感情によって冒険される句のつぎには知性で抑制される句が、つぎには感情句が……といった、単調でサンドイッチ的な文章が生滅流転している。そこには何かある法則が働いており、決して圏内からは突き出ることはない。
「寿司屋の日常」は軽い感情的な雰囲気を、たほう「湊の身上話」は重い知性的な雰囲気を醸している。たとえば湊が、幼年期のころのじぶんを、ともよへ話す以下の場面。
《すでに、自分は、こんな不孝をして悪人となってしまった。こんな奴なら自分は滅びて仕舞っても自分で惜しいとも思うまい。》
すでに幼年期から厭世感をもつ湊は、このときに悪を自覚する。
《生きているものを噛み殺したような征服と新鮮を感じ、あたりを広く見廻したい歓びを感じた。
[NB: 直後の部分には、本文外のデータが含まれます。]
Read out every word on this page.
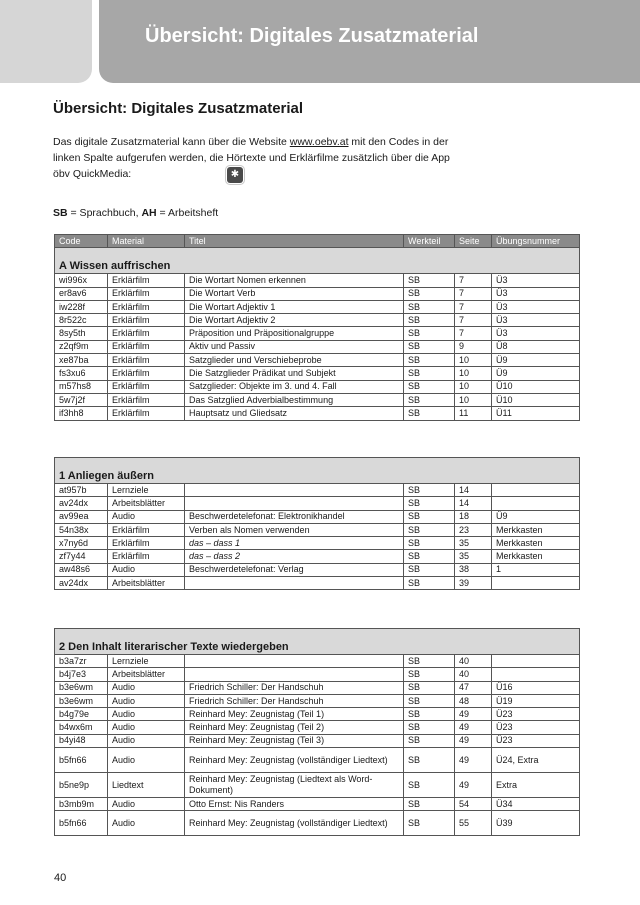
Übersicht: Digitales Zusatzmaterial
Übersicht: Digitales Zusatzmaterial
Das digitale Zusatzmaterial kann über die Website www.oebv.at mit den Codes in der linken Spalte aufgerufen werden, die Hörtexte und Erklärfilme zusätzlich über die App öbv QuickMedia:	✱
SB = Sprachbuch, AH = Arbeitsheft
Code	Material	Titel	Werkteil	Seite	Übungsnummer
A Wissen auffrischen					
wi996x	Erklärfilm	Die Wortart Nomen erkennen	SB	7	Ü3
er8av6	Erklärfilm	Die Wortart Verb	SB	7	Ü3
iw228f	Erklärfilm	Die Wortart Adjektiv 1	SB	7	Ü3
8r522c	Erklärfilm	Die Wortart Adjektiv 2	SB	7	Ü3
8sy5th	Erklärfilm	Präposition und Präpositionalgruppe	SB	7	Ü3
z2qf9m	Erklärfilm	Aktiv und Passiv	SB	9	Ü8
xe87ba	Erklärfilm	Satzglieder und Verschiebeprobe	SB	10	Ü9
fs3xu6	Erklärfilm	Die Satzglieder Prädikat und Subjekt	SB	10	Ü9
m57hs8	Erklärfilm	Satzglieder: Objekte im 3. und 4. Fall	SB	10	Ü10
5w7j2f	Erklärfilm	Das Satzglied Adverbialbestimmung	SB	10	Ü10
if3hh8	Erklärfilm	Hauptsatz und Gliedsatz	SB	11	Ü11
1 Anliegen äußern					
at957b	Lernziele		SB	14	
av24dx	Arbeitsblätter		SB	14	
av99ea	Audio	Beschwerdetelefonat: Elektronikhandel	SB	18	Ü9
54n38x	Erklärfilm	Verben als Nomen verwenden	SB	23	Merkkasten
x7ny6d	Erklärfilm	das – dass 1	SB	35	Merkkasten
zf7y44	Erklärfilm	das – dass 2	SB	35	Merkkasten
aw48s6	Audio	Beschwerdetelefonat: Verlag	SB	38	1
av24dx	Arbeitsblätter		SB	39	
2 Den Inhalt literarischer Texte wiedergeben					
b3a7zr	Lernziele		SB	40	
b4j7e3	Arbeitsblätter		SB	40	
b3e6wm	Audio	Friedrich Schiller: Der Handschuh	SB	47	Ü16
b3e6wm	Audio	Friedrich Schiller: Der Handschuh	SB	48	Ü19
b4g79e	Audio	Reinhard Mey: Zeugnistag (Teil 1)	SB	49	Ü23
b4wx6m	Audio	Reinhard Mey: Zeugnistag (Teil 2)	SB	49	Ü23
b4yi48	Audio	Reinhard Mey: Zeugnistag (Teil 3)	SB	49	Ü23
b5fn66	Audio	Reinhard Mey: Zeugnistag (vollständiger Liedtext)	SB	49	Ü24, Extra
b5ne9p	Liedtext	Reinhard Mey: Zeugnistag (Liedtext als Word-Dokument)	SB	49	Extra
b3mb9m	Audio	Otto Ernst: Nis Randers	SB	54	Ü34
b5fn66	Audio	Reinhard Mey: Zeugnistag (vollständiger Liedtext)	SB	55	Ü39
40
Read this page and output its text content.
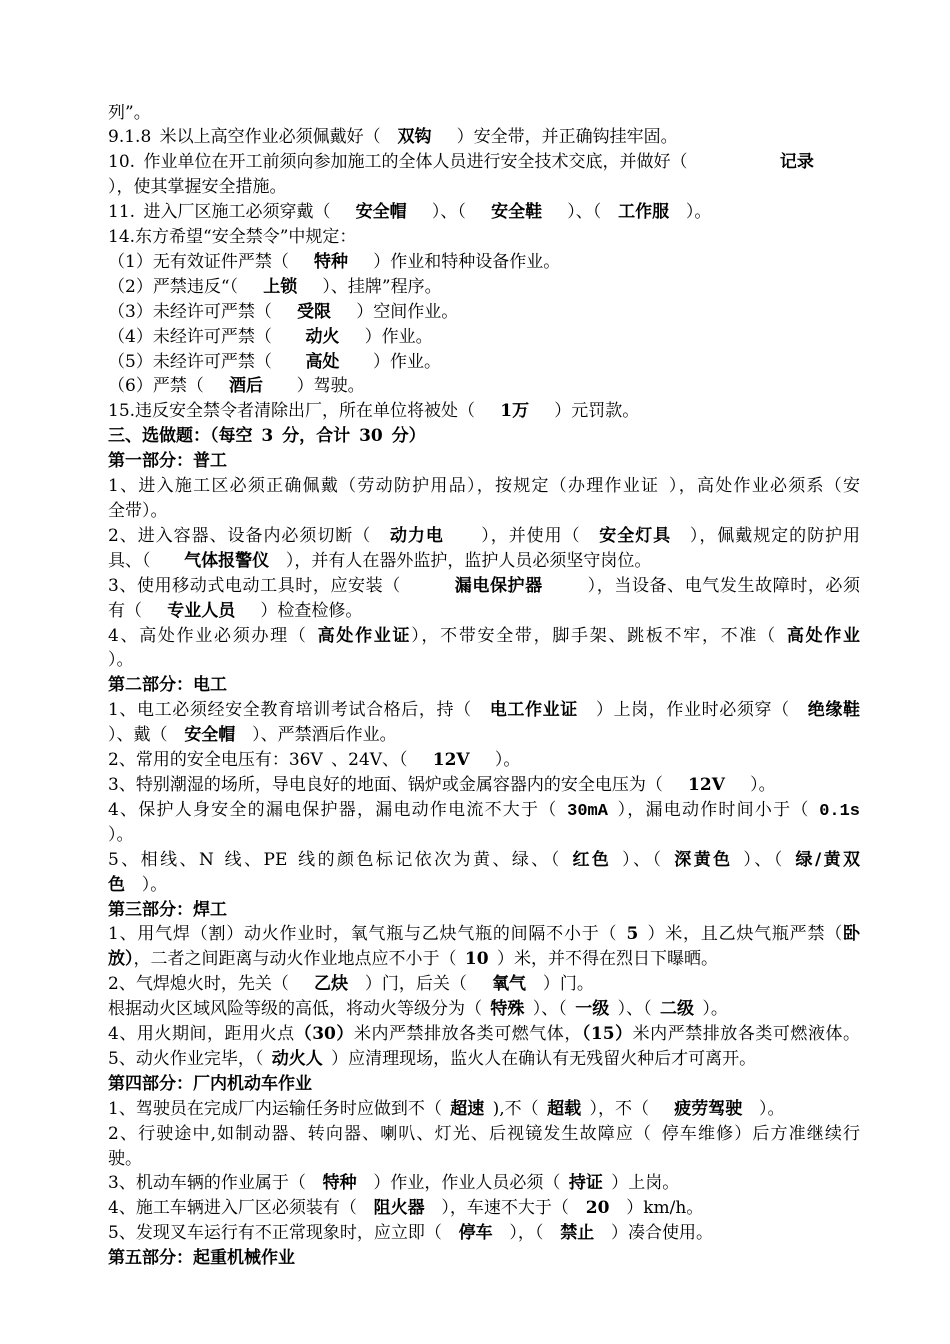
列”。
9.1.8 米以上高空作业必须佩戴好（  双钩   ）安全带，并正确钩挂牢固。
10. 作业单位在开工前须向参加施工的全体人员进行安全技术交底，并做好（           记录
），使其掌握安全措施。
11. 进入厂区施工必须穿戴（   安全帽   ）、（   安全鞋   ）、（  工作服  ）。
14.东方希望“安全禁令”中规定：
（1）无有效证件严禁（   特种   ）作业和特种设备作业。
（2）严禁违反“（   上锁   ）、挂牌”程序。
（3）未经许可严禁（   受限   ）空间作业。
（4）未经许可严禁（    动火   ）作业。
（5）未经许可严禁（    高处    ）作业。
（6）严禁（   酒后    ）驾驶。
15.违反安全禁令者清除出厂，所在单位将被处（   1万   ）元罚款。
三、选做题：（每空 3 分，合计 30 分）
第一部分：普工
1、进入施工区必须正确佩戴（劳动防护用品），按规定（办理作业证 ），高处作业必须系（安
全带）。
2、进入容器、设备内必须切断（  动力电    ），并使用（  安全灯具  ），佩戴规定的防护用
具、（    气体报警仪  ），并有人在器外监护，监护人员必须坚守岗位。
3、使用移动式电动工具时，应安装（      漏电保护器     ），当设备、电气发生故障时，必须
有（   专业人员   ）检查检修。
4、高处作业必须办理（ 高处作业证），不带安全带，脚手架、跳板不牢，不准（ 高处作业
）。
第二部分：电工
1、电工必须经安全教育培训考试合格后，持（  电工作业证  ）上岗，作业时必须穿（  绝缘鞋
）、戴（  安全帽  ）、严禁酒后作业。
2、常用的安全电压有：36V 、24V、（   12V   ）。
3、特别潮湿的场所，导电良好的地面、锅炉或金属容器内的安全电压为（   12V   ）。
4、保护人身安全的漏电保护器，漏电动作电流不大于（ 30mA ），漏电动作时间小于（ 0.1s
）。
5、相线、N 线、PE 线的颜色标记依次为黄、绿、（ 红色 ）、（ 深黄色 ）、（ 绿/黄双
色  ）。
第三部分：焊工
1、用气焊（割）动火作业时，氧气瓶与乙炔气瓶的间隔不小于（ 5 ）米，且乙炔气瓶严禁（卧
放），二者之间距离与动火作业地点应不小于（ 10 ）米，并不得在烈日下曝晒。
2、气焊熄火时，先关（   乙炔  ）门，后关（   氧气  ）门。
根据动火区域风险等级的高低，将动火等级分为（ 特殊 ）、（ 一级 ）、（ 二级 ）。
4、用火期间，距用火点（30）米内严禁排放各类可燃气体，（15）米内严禁排放各类可燃液体。
5、动火作业完毕，（ 动火人 ）应清理现场，监火人在确认有无残留火种后才可离开。
第四部分：厂内机动车作业
1、驾驶员在完成厂内运输任务时应做到不（ 超速 ),不（ 超载 ），不（   疲劳驾驶  ）。
2、行驶途中,如制动器、转向器、喇叭、灯光、后视镜发生故障应（ 停车维修）后方准继续行
驶。
3、机动车辆的作业属于（  特种  ）作业，作业人员必须（ 持证 ）上岗。
4、施工车辆进入厂区必须装有（  阻火器  ），车速不大于（  20  ）km/h。
5、发现叉车运行有不正常现象时，应立即（  停车  ），（  禁止  ）凑合使用。
第五部分：起重机械作业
》
悪を自覚したあとの湊は、もう立派な悪人であった。それゆえ、この世に取り出された生けるものに抵抗がなくなった。そして《十六七になったときには、結局いい道楽者になっていた》のである。前半の「寿司屋の日常」で見られる、おとっさんと客の戯れとの軽い雰囲気とは対照的であるといえる。
ついでにいっておくと、ともよが湊から「湊の身上話」を聞ける間柄になったのは偶然ではない。つまりともよが湊に関心を寄せたのは偶然ではないのである。ともよと湊は人生一般に対する生滅流転の無常感を、もしくは諦念感をもっており、二人の境遇は似通っている。
ともよは、世の中をころあいでこだわらない、いささか稚気のあるものに感じており、無邪気に育てられ、表面だけだが世事に通じ、軽快でそして孤独的なものをもっている。
湊は、身が汚れるような思いから食事を苦痛と感じており、潔癖で、髑髏魚という趣味をもち、まだ他に「お母さん」と呼ばれる女性があって、どこかに居る気がすると想っている。
「湊の身上話」のあとには、それ以降は「福ずし」に湊は姿をあらわさず、ともよの記憶からは湊は流れてゆく。
決して感傷的ではない締めくくりが、無常の趣をいっそう醸成している。ここには日本のしきたりともいえる余韻をおしむ態度が、あることがらの決定を避けて未決定のままときの流れに身を任すという自然感がみえ隠れしている。